While the focus is on clearing roads, many casualties take place while clearing houses so civilians can return home. “We can’t just abandon them to fate, to booby-trapped houses,” he says.

There's a lot of practical demining knowledge in Iraqi Kurdistan, a legacy of an unfortunate modern history: Intermittent wars for independence from Baghdad since the '60s; the 1980-88 Iraqi war with Iran; the 1991 Gulf War and the 1994-1997 Iraqi Kurdish civil war. Before the current crisis, there were at least 96 square miles of mine-contaminated areas, down from 720 miles in the 1990s, according to Iraqi Kurdistan Mine Action Agency (IKMAA) figures

More than 3,500 hazardous areas remain, excluding past or present battlefields, according to the Mines Advisory Group Iraq office. “Iraq remains one of the most contaminated places in the world and there is a heavy concentration of that contamination in the Kurdish regions,” says MAG country director Nina Seecheran.

But IEDS have proven trickier says Ako Aziz, director of the IKMAA, which lost four of its team members in a clearance operation in the town of Zumar last October. “Our teams are trained to deal with mines and unexploded ordnance but for IEDS specialized training is needed.”

Ms. Seecheran's organization spent most of 2013 and 2014 clearing land for camps hosting Syrian refugees and displaced Iraqis who sought shelter in the Kurdish areas. The organization is currently seeking funding to carry out assessments, trainings and operations that respond to the IED threat.

“It is a laborious and lengthy process potentially,” she says. “You are talking about an asymmetric conflict that doesn’t have a ceasefire. Finding a way to engage is very important because we still have a humanitarian mandate to protect civilians…. We can’t just say will hang fire until we can do something.”

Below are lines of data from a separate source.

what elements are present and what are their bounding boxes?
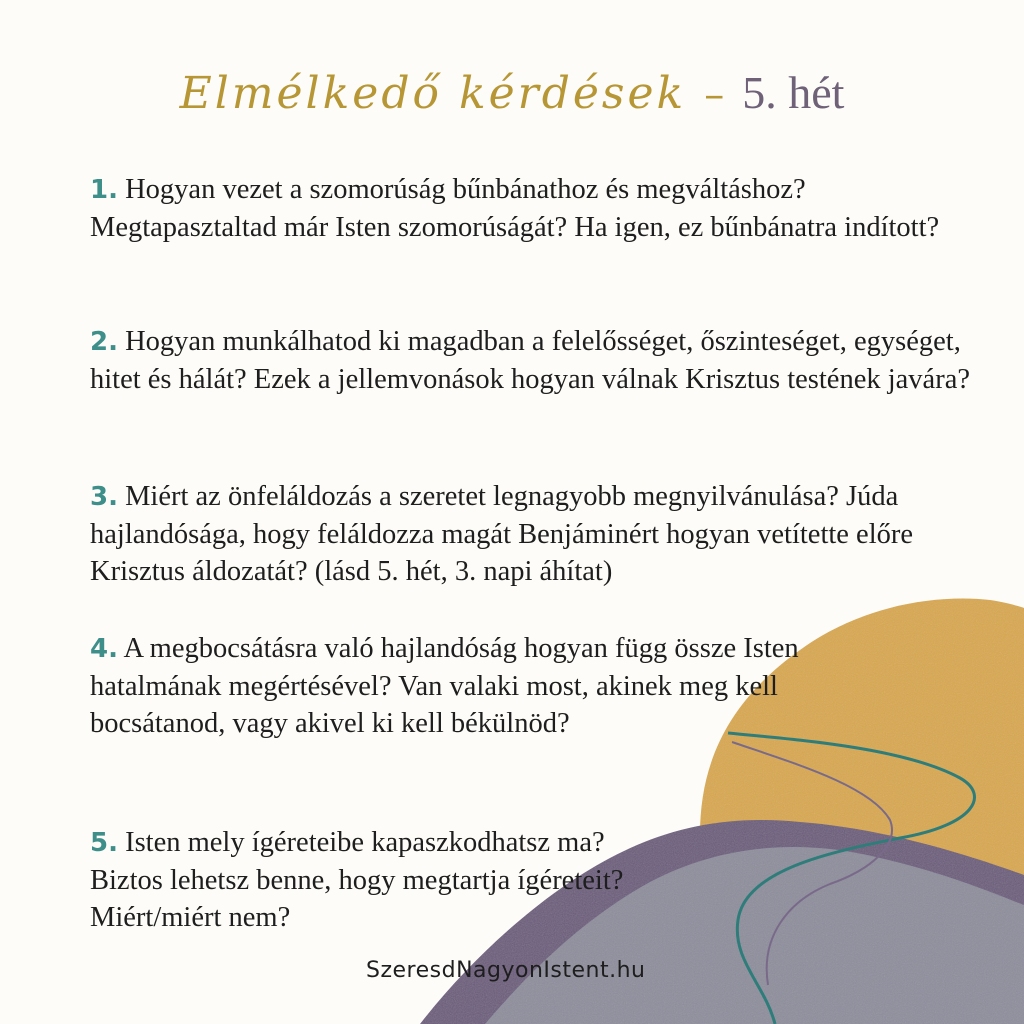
question-number: 4. xyxy=(90,634,118,664)
question-text: A megbocsátásra való hajlandóság hogyan függ össze Isten hatalmának megértésével? Van valaki most, akinek meg kell bocsátanod, vagy akivel ki kell békülnöd? xyxy=(90,633,799,739)
question-number: 2. xyxy=(90,327,118,357)
title-separator: – xyxy=(704,72,725,118)
question-number: 5. xyxy=(90,828,118,858)
footer-website: SzeresdNagyonIstent.hu xyxy=(366,958,646,983)
title-week: 5. hét xyxy=(742,67,845,118)
question-text: Hogyan vezet a szomorúság bűnbánathoz és megváltáshoz? Megtapasztaltad már Isten szomorúságát? Ha igen, ez bűnbánatra indított? xyxy=(90,174,940,243)
question-3 xyxy=(90,478,970,590)
question-1 xyxy=(90,171,970,246)
question-5 xyxy=(90,824,670,936)
question-text: Isten mely ígéreteibe kapaszkodhatsz ma? Biztos lehetsz benne, hogy megtartja ígéreteit? Miért/miért nem? xyxy=(90,827,624,933)
title-script-text: Elmélkedő kérdések xyxy=(179,68,687,119)
page-title xyxy=(0,66,1024,119)
question-text: Miért az önfeláldozás a szeretet legnagyobb megnyilvánulása? Júda hajlandósága, hogy feláldozza magát Benjáminért hogyan vetítette előre Krisztus áldozatát? (lásd 5. hét, 3. napi áhítat) xyxy=(90,481,914,587)
question-2 xyxy=(90,323,970,398)
question-text: Hogyan munkálhatod ki magadban a felelősséget, őszinteséget, egységet, hitet és hálát? Ezek a jellemvonások hogyan válnak Krisztus testének javára? xyxy=(90,326,970,395)
question-number: 3. xyxy=(90,482,118,512)
question-4 xyxy=(90,630,810,742)
question-number: 1. xyxy=(90,175,118,205)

Militarily, US-led coalition air strikes have repeatedly targeted IED-making facilities. But on top of destroying some of these factories, the strikes also inevitably add to the long list of unexploded remnants of war.  

Experts say that technical surveys are needed to measure the scope of the problem. But anecdotal figures hint at the headache ahead. “We are deactivating 30 to 40 bombs per day,” says Captain Adnan Rajab, a squadron leader serving in Gwer, Makhmour and Kirkuk.

Over 1,000 mines and bombs were planted in the strategic Mosul Dam area alone.

Most of the IEDS left behind by IS militants are fertilizer-based, making them cheap to manufacture and easy to conceal. The homemade contraptions can be activated by mobile phone, trip wire or pressure, such as that of a car passing over a pipeline or hose packed with explosives. Remotely detonated bombs by cell phones or radio signals are a special problem.

Lacking military-grade jammers, peshmerga forces have turned to a civilian version designed for mosques – they silence cell phones in places of worship. Kurdish officers say they need more.

“We need powerful scramblers and armored vehicles for our teams to enter the threat or kill zones,” says Colonel Miqdad Waheed Mohammed, returning from a field visit to Kirkuk where the explosives clearance teams sport light body armor and carry nothing but pliers.

“Most of our men are on suicide missions, going in with nothing but a pair of cutters,” says Mr. Mohammed. “When our men die, we pick up the pieces. It is not like a soldier was shot. A small bomb can destroy a whole room so imagine what it does to a person.”